Il ouvrit son calepin. Ils se trouvaient toujours là, sur la dernière page. Le nom de son père. Son nom. Sans réfléchir, il dessina un nouvel idéogramme, au graphisme complexe, commençant par une croix entaillée de petits traits pointant vers le centre. Riz battu, tel était le sens de ces premières lignes. Elles rejoignaient le pictogramme d’une plante vivante sur le fourneau d’un alchimiste. Ensemble, elles signifiaient « force de vie ». Un des idéogrammes préférés de son père. Il l’avait tracé dans la poussière sur la fenêtre le jour où ils avaient débarqué pour emporter ses livres. Choje lui avait enseigné sa contrepartie en caractères tibétains. Mais Choje y faisait toujours référence de manière différente : l’irrésistible Puissance d’Être.

Shan perçut un mouvement devant sa table. Il referma brutalement son calepin, que ses mains couvrirent par réflexe. Ce n’était que Feng qui se mettait debout en voyant approcher le lieutenant Chang. Celui-ci montra Shan du doigt et éclata de rire, avant de se pencher vers Feng et de s’adresser à lui à voix basse. Shan regarda au-delà des deux hommes, vers le bureau, observant le rythme des silhouettes monochromes qui l’occupaient.

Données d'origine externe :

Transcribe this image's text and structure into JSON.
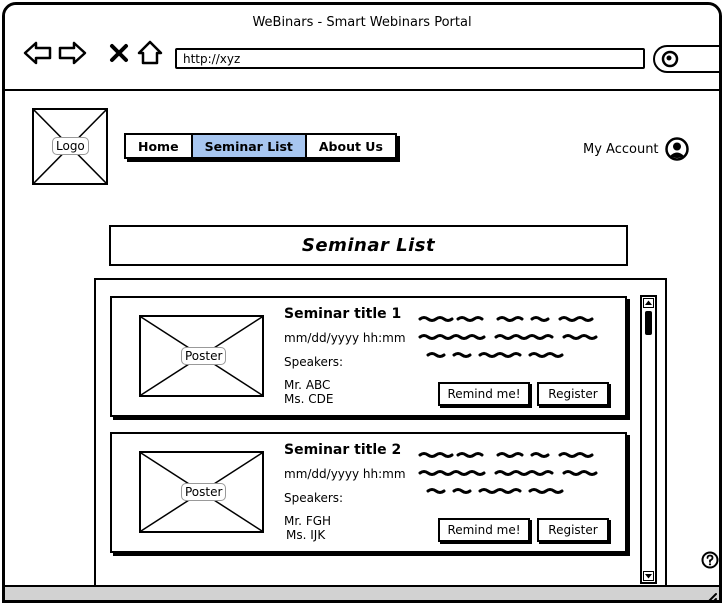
{
  "window": {
    "title": "WeBinars - Smart Webinars Portal",
    "url": "http://xyz"
  },
  "header": {
    "logo_label": "Logo",
    "tabs": [
      {
        "label": "Home",
        "active": false
      },
      {
        "label": "Seminar List",
        "active": true
      },
      {
        "label": "About Us",
        "active": false
      }
    ],
    "account_label": "My Account",
    "accent_color": "#a7c6f0"
  },
  "main": {
    "heading": "Seminar List",
    "seminars": [
      {
        "poster_label": "Poster",
        "title": "Seminar title 1",
        "datetime": "mm/dd/yyyy hh:mm",
        "speakers_label": "Speakers:",
        "speakers": [
          "Mr. ABC",
          "Ms. CDE"
        ],
        "remind_label": "Remind me!",
        "register_label": "Register"
      },
      {
        "poster_label": "Poster",
        "title": "Seminar title 2",
        "datetime": "mm/dd/yyyy hh:mm",
        "speakers_label": "Speakers:",
        "speakers": [
          "Mr. FGH",
          "Ms. IJK"
        ],
        "remind_label": "Remind me!",
        "register_label": "Register"
      }
    ]
  },
  "icons": {
    "back": "arrow-left-icon",
    "forward": "arrow-right-icon",
    "close": "close-icon",
    "home": "home-icon",
    "search": "search-icon",
    "account": "user-icon",
    "help": "help-icon",
    "resize": "resize-grip-icon"
  }
}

Rouvrant son calepin, il se rappela le passage vingt et un du Tao-Tö-King, le livre de la Voie et de la Vertu, et il le coucha sur la page à la suite de ses notes sur l’enquête. Au centre se trouve la force de vie. Au centre de la force de vie se trouve la vérité.

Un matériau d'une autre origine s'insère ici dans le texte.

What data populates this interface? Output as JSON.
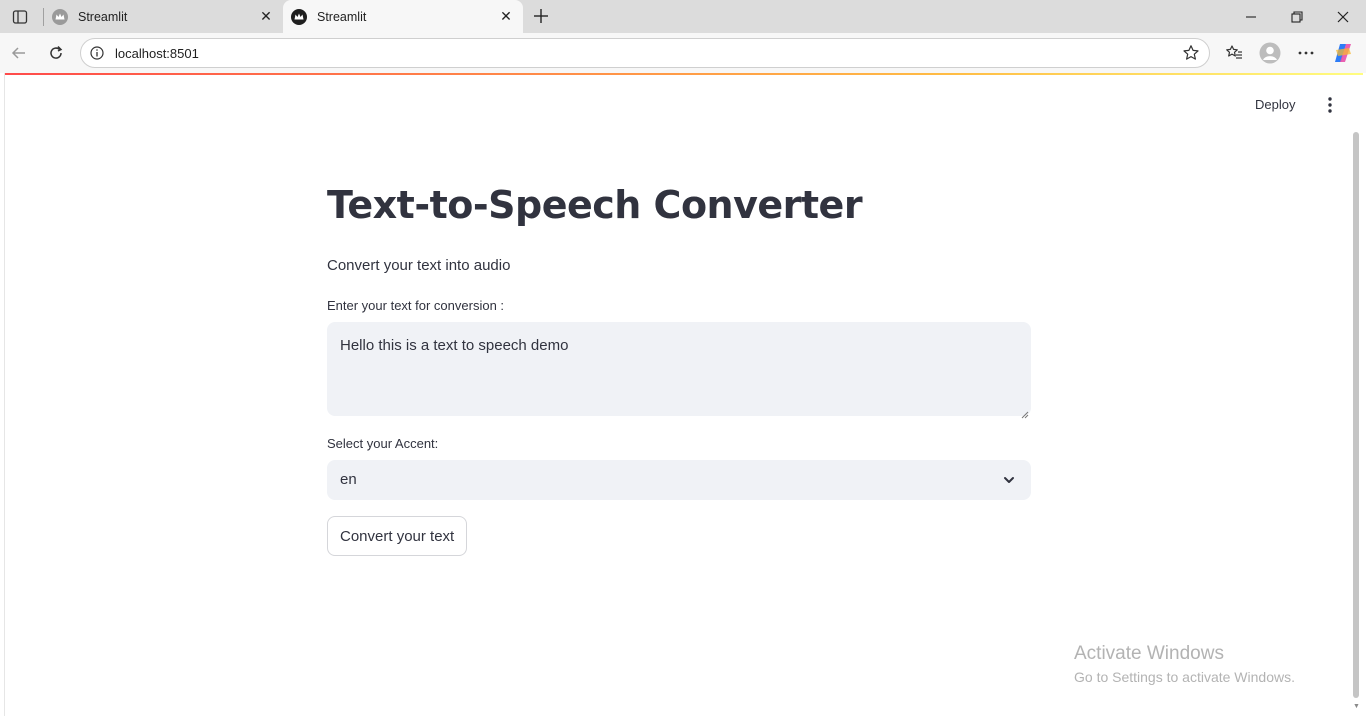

Il posa le calepin droit, en appui devant lui, ouvert à cette ligne, qu’il examina en détail. Chaque affaire a sa propre force de vie, avait-il un jour déclaré à ses adjoints, sa propre essence, son propre mobile ultime et irréductible. Trouvez cette force de vie, vous trouverez la vérité.

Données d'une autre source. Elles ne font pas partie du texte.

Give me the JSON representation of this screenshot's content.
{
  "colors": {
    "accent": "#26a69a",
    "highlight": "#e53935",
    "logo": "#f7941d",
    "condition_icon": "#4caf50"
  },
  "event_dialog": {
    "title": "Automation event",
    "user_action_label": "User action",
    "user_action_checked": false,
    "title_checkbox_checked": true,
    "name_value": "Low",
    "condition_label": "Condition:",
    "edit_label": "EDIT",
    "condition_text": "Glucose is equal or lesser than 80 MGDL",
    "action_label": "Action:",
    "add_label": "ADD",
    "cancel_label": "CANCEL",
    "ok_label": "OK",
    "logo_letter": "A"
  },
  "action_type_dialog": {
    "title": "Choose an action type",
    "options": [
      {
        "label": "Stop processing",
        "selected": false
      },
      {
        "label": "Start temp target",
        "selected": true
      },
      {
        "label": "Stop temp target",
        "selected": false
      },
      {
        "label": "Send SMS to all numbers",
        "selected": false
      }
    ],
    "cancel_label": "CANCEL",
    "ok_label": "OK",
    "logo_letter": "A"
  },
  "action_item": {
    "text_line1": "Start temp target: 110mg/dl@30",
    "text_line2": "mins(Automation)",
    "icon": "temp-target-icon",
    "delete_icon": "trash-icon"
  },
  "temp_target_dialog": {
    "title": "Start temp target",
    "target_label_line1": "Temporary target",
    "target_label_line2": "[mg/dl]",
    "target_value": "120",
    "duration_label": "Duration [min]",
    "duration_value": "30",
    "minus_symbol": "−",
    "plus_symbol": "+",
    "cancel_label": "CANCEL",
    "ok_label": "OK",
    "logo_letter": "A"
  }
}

Au centre, il y avait un procureur assassiné. Shan redressa la tête et scruta la maxime intensément. Peut-être qu’au centre se trouvaient la 404e et un démon bouddhiste.

Il prit conscience d’un léger bruit devant lui.

— Qu’est-ce que vous faites ? lui demanda Yeshe en se tournant délibérément vers le sergent Feng. Voilà cinq minutes que je suis là devant vous.

Il tenait un plateau garni de trois gros chaussons momos. Derrière lui, le bureau extérieur était vide. Il faisait sombre.

Les momos étaient la seule nourriture que Shan ait vue de la journée. Il attendit que Feng ait le dos tourné pour en fourrer deux dans sa poche avant d’engloutir le troisième. Le chausson fourré à la vraie viande avait été préparé par les cuisines des gardiens. Ceux servis au réfectoire des prisonniers étaient farcis de céréales grossières mélangées à du son d’orge. Lors de son premier hiver, après que la sécheresse eut rabougri les champs, la farce des momos avait été constituée par les épis de maïs concassés qu’on réservait habituellement aux cochons. Plus d’une douzaine de moines étaient décédés de malnutrition et de dysenterie. Les Tibétains avaient un mot pour cela, pour ceux qu’on avait affamés jusqu’à ce que mort s’ensuive, une mort qui avait anéanti des milliers de leurs compatriotes à l’époque où la quasi-totalité de la population monastique s’était retrouvée emprisonnée. Tuée par le fusil momo. Après la sécheresse, l’Association des amis du Tibet, une organisation charitable bouddhiste, avait obtenu après force luttes le droit de servir des repas aux prisonniers deux fois par semaine. Le directeur Zhong avait présenté la chose comme un geste de conciliation, avec une telle allégresse que Shan avait été convaincu que le directeur empochait l’argent originellement destiné à alimenter les prisonniers.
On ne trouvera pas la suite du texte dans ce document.